Het is heel goed bekend hoe Charles Darwin op het idee van natuurlijke selectie kwam na onderzoek van de verschillende soorten vinken op de Galapagos-eilanden, verzameld op één poot van de Beagle-reis. Hier herhalen we Wallace en vertellen we hoe hij op eigen kracht tot hetzelfde idee kwam:
Onder het mom van het verzamelen van specimens voor verzamelaars in Engeland bracht Wallace acht jaar door in wat een van de belangrijkste ontdekkingsreizen zou worden. van de negentiende eeuw.

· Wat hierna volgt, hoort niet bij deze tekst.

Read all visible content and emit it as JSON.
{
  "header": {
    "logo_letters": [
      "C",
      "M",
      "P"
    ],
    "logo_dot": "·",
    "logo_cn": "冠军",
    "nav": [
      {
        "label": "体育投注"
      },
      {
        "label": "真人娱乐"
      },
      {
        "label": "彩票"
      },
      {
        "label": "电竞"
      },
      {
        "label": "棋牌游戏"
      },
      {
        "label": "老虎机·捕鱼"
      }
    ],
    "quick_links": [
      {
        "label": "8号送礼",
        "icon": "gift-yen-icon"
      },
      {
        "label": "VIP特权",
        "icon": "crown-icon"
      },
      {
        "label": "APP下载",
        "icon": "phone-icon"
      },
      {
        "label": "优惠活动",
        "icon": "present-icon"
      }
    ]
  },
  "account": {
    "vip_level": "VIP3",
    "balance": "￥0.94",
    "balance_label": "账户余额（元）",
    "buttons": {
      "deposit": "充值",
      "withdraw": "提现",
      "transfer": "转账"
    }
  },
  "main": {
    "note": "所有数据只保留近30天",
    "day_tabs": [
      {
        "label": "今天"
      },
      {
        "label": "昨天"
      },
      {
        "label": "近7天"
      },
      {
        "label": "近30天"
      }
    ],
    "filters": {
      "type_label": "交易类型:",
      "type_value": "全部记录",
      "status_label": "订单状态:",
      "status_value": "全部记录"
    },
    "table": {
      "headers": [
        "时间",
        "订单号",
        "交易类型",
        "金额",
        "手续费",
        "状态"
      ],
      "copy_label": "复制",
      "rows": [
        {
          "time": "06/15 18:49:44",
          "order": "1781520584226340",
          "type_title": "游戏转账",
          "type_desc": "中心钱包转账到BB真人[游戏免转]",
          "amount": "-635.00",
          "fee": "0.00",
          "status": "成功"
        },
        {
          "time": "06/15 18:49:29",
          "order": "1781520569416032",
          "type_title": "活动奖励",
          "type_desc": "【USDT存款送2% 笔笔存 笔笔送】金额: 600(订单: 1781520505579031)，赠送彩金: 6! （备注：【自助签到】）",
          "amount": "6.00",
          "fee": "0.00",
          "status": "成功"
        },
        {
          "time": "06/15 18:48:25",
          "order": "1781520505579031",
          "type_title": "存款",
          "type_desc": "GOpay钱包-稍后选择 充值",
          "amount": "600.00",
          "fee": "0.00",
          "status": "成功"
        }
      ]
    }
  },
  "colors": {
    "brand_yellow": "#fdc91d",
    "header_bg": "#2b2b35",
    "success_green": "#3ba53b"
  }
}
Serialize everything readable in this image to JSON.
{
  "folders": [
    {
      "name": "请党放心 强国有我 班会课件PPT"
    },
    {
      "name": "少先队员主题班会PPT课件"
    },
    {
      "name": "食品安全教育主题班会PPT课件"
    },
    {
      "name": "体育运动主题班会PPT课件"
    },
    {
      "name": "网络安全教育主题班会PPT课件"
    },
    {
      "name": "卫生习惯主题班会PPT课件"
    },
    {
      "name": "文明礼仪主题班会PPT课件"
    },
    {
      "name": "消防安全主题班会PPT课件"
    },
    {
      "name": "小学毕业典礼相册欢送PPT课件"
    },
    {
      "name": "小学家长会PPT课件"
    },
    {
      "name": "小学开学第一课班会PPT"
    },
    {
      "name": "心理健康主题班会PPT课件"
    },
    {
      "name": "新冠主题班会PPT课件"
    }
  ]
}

Eerst zag hij de vreemde Aziatische ondersoorten van de meest westelijke eilanden van de Maleise archipel; daarna constateerde hij hun afwezigheid op de oostelijke eilanden, waar echter vreemde soorten van Australische oorsprong voorkwamen. Hieruit leidde hij af dat er twee families van dieren bestonden die tot twee verschillende continenten behoorden, gescheiden door oceanische loopgraven (de zogenaamde Wallace-lijn) die in feite ooit verbonden waren met wat nu honderden geïsoleerde eilanden zijn. Hij concludeerde ook dat dit isolement had geleid tot de differentiatie van de soort. En gezien de immense hoeveelheid soorten die hij catalogiseerde, zag hij een continuïteit tussen al deze soorten, een verwantschap om zo te zeggen.Hij leidde dus niet alleen een evolutietheorie af, maar ook de mechanismen en effecten die deze beheersen, en wat meer is, hij kaderde deze in een nieuw begrip van geografie: Wallace is de vader van de biogeografie. En dat is iets dat niemand zal betwisten.